The foundation of Fuller's expertise in sewage treatment was laid at the Lawrence Experiment Station in Massachusetts. He later went on to design and supervise the construction of some of the most important sewage treatment plants in the U.S. Fuller and his partner Rudolph Hering were responsible for the design of the earliest Imhoff tank sewage treatment facilities in the U.S., which were located in Chatham, New Jersey and Atlanta, Georgia. He wrote two books that defined the state-of-the-art of sewage treatment. At the time of his death, an activated sludge system that he designed was being constructed on Wards Island to handle sewage flows from New York City.

===Consulting firms===
Fuller was a consultant to cities, water agencies and sewer authorities for 34 years.
- Single practice, 1899–1901
- Hering and Fuller, 1901–1911
- Fuller and McClintock, 1911–1934

It is estimated that Fuller acted as a consultant to over 150 municipalities and agencies during his career. Besides the design and construction of the Little Falls Treatment Plant, Fuller worked for the cities of New York, Baltimore, Chicago, Washington, D.C., Kansas City, MO, and many others.

==Personal life==
Fuller was married four times.
- Lucy Hunter, married 1888, deceased 1895, one child: Myron E. Fuller
- Caroline L. Goodloe, married 1899, deceased 1907, two children: John Kemp Goodloe Fuller and Asa W. Fuller
- Charlotte Bell Todd, married 1913, divorced 1918
- Eleanor Todd Burt, married 1918, adopted three sons by Eleanor: Kenneth B. Fuller, Gordon B. Fuller and George B. Fuller

==Professional associations==
Fuller belonged to over a dozen professional associations during his career. Some of his most important contributions were made while a member of the American Water Works Association (AWWA) and the American Public Health Association (APHA). As part of APHA, he was a member of the early water bacteriology committees that developed standards for the isolation, enumeration and identification of bacteria in water. This early work led to the development of the first edition of Standard Methods for the Examination of Water and Wastewater which is now jointly published by APHA, AWWA and the Water Environment Federation and is in its 22nd edition.

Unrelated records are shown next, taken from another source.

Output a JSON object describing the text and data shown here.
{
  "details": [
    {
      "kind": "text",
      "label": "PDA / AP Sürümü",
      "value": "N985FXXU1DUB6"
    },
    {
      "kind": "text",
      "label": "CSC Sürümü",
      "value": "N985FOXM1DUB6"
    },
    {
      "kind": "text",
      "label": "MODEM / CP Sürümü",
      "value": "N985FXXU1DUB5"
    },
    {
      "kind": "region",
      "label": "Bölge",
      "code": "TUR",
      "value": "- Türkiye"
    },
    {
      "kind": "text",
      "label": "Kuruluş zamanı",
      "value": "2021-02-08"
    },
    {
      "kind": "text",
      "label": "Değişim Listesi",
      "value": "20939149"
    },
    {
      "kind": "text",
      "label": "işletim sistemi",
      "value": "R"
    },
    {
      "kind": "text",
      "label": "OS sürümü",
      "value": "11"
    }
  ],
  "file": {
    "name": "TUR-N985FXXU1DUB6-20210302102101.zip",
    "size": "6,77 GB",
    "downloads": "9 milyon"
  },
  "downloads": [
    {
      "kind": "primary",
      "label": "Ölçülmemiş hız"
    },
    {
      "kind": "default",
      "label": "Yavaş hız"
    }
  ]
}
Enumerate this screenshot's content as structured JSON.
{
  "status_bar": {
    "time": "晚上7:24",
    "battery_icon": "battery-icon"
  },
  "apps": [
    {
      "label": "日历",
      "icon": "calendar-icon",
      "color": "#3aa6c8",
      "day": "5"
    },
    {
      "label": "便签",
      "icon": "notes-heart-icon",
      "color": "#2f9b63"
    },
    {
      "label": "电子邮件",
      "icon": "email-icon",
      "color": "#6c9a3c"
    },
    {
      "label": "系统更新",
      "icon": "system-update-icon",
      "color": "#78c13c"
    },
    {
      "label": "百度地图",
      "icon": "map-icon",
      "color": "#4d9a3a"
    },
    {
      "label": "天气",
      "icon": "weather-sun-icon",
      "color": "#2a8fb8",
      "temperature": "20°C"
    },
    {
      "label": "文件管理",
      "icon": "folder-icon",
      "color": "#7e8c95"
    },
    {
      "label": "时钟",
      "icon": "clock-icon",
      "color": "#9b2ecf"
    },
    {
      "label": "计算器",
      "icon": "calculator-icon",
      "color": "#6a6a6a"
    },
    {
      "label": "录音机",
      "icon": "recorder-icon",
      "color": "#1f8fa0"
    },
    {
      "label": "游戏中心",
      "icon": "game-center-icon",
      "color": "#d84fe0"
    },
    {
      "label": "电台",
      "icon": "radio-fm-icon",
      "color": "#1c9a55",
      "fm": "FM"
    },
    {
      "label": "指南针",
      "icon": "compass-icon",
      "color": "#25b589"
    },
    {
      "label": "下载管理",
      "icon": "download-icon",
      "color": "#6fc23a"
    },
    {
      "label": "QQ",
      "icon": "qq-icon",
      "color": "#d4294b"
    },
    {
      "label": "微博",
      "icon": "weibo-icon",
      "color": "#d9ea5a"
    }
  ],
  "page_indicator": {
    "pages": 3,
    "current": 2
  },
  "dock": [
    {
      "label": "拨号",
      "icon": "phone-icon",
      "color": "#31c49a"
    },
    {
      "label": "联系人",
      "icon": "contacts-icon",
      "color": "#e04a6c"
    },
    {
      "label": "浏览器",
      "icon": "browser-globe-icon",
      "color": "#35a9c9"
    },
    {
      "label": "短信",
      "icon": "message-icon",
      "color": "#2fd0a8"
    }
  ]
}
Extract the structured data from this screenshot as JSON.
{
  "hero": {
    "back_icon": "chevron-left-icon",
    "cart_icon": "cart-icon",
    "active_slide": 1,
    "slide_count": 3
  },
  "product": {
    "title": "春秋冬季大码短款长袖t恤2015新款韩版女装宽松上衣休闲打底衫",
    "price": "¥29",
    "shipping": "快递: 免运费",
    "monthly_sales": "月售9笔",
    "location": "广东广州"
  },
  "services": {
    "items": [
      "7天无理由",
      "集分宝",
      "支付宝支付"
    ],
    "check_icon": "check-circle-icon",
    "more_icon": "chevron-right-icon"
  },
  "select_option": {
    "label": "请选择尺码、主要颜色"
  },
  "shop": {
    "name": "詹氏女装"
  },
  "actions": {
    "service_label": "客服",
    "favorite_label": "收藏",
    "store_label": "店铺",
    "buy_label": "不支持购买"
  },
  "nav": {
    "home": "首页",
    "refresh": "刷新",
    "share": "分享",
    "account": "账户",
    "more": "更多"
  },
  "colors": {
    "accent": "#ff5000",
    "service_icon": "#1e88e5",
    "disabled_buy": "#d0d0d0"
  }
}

In AWWA he was primarily responsible for the creation of standards of practice which ultimately developed into the AWWA Standards Council which manages standards for chemicals, pipe, and treatment equipment used throughout the world. In recognition of his lifetime of service to the water works profession, AWWA created the George Warren Fuller Award in 1937. The recipients of the award are chosen annually by the Sections of AWWA, and they are selected based on their contributions to the advancement of waterworks practices.